因为如果是连续登录,那么日期是递增的,每次增加一天,然后行号也是递增的,每次加一。因此用连续加一的天数减去连续加一的行号,结果自然都是被一样的。如果不一样就说明中间有几天没有登录,导致增加的天数超过一。
with t1 as (select id,daystr,sum(amount) as money from days group by id,daystr)

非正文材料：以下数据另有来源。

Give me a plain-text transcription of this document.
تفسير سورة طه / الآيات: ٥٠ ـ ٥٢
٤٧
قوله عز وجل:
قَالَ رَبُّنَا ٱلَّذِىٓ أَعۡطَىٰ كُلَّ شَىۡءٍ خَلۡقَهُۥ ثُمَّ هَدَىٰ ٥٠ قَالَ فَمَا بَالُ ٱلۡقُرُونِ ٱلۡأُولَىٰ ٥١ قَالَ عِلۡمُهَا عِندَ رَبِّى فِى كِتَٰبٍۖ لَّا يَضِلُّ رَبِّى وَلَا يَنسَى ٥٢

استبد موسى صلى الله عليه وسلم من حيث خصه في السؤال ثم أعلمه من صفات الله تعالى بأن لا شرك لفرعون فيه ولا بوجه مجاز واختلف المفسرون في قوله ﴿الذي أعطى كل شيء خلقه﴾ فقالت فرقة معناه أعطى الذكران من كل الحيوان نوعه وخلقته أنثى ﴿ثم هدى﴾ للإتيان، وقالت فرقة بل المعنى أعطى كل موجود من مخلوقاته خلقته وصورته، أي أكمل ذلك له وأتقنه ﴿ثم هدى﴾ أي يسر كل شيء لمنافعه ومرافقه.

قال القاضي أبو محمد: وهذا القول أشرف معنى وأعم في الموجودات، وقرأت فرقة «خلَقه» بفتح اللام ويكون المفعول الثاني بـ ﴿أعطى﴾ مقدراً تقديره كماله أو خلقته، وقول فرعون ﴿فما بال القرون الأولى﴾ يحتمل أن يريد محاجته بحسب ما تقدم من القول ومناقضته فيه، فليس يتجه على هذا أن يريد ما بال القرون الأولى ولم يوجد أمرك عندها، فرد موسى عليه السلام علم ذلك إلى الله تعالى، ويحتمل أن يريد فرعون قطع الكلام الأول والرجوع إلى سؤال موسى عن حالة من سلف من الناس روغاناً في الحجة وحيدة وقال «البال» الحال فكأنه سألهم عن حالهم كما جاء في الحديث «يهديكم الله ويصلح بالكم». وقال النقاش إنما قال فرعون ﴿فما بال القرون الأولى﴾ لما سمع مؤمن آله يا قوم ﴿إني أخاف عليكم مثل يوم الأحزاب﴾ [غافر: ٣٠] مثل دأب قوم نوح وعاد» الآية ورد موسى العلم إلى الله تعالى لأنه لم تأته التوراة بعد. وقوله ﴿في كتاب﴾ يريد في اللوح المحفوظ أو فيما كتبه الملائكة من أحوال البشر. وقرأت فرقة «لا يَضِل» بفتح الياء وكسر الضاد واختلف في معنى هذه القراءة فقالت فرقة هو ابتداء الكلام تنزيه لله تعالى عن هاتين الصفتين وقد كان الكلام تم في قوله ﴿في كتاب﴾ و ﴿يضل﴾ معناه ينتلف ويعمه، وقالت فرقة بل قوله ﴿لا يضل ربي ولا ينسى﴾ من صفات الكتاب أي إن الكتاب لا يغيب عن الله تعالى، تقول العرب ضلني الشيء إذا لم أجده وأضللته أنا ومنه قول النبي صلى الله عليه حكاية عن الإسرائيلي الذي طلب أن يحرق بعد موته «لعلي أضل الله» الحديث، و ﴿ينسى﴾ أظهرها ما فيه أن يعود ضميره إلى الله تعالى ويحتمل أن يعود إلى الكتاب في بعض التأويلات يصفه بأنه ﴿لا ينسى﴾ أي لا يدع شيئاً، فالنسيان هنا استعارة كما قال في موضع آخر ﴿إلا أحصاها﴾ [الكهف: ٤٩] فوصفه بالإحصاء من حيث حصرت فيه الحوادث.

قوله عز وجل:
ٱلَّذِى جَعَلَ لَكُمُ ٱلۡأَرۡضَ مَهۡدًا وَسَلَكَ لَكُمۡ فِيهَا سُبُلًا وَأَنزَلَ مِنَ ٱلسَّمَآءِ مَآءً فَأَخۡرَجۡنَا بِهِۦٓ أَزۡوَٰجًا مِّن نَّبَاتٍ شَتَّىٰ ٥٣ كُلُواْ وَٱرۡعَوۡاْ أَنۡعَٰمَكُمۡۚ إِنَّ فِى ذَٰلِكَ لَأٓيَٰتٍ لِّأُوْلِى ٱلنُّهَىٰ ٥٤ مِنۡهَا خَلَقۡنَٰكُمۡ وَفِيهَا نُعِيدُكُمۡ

select id,daystr,money,date_sub(daystr,row_number() over (partition by id)) as day from t1;
从图上可以看出来,前三条记录是连续登录,因此最后一列 day 的值都是 2019-02-07
然后到了第四条记录,由于2019-02-11这一天没有登录,所以日期直接加二到了2019-02-12,减去行号4,结果为2019-02-08
同样的,将上面这张表的sql语句也放入 with as 中
with t1 as (select id,daystr,sum(amount) as money from days group by id,daystr),
t2 as (select id,daystr,money,date_sub(daystr,row_number() over (partition by id)) as day from t1)
前期表格的处理完成
计算连续登录天数,按照 day 值进行group by分组聚合即可,交易金额同理。按照分组的结果求daystr 的min值和max值,即可求出连续登陆开始和结束时间
with t1 as (select id,daystr,sum(amount) as money from days group by id,daystr),
t2 as (select id,daystr,money,date_sub(daystr,row_number() over (partition by id)) as day from t1)
select id,
count(1) as count,
min(daystr) as startday,
max(daystr) as endday,
sum(money) as sum,
datediff(day , lag(day,1,day) over (partition by id order by day)) as intervalday
from t2
group by id,day;
上面sql语句,select部分的值从上到下依次是,用户id,连续登录天数,连续登录的开始日期,连续登录的结束日期,连续登录的交易金额总和,连续登录日期之间的间隔天数
其中,求取连续登录日期之间的间隔天数时,用到了 lag
LAG(col,n,DEFAULT) 用于统计窗口内往上第n行值
第一个参数为列名,第二个参数为往上第n行(可选,默认为1),第三个参数为默认值(当往上第n行为NULL时候,取默认值,如不指定,则为NULL)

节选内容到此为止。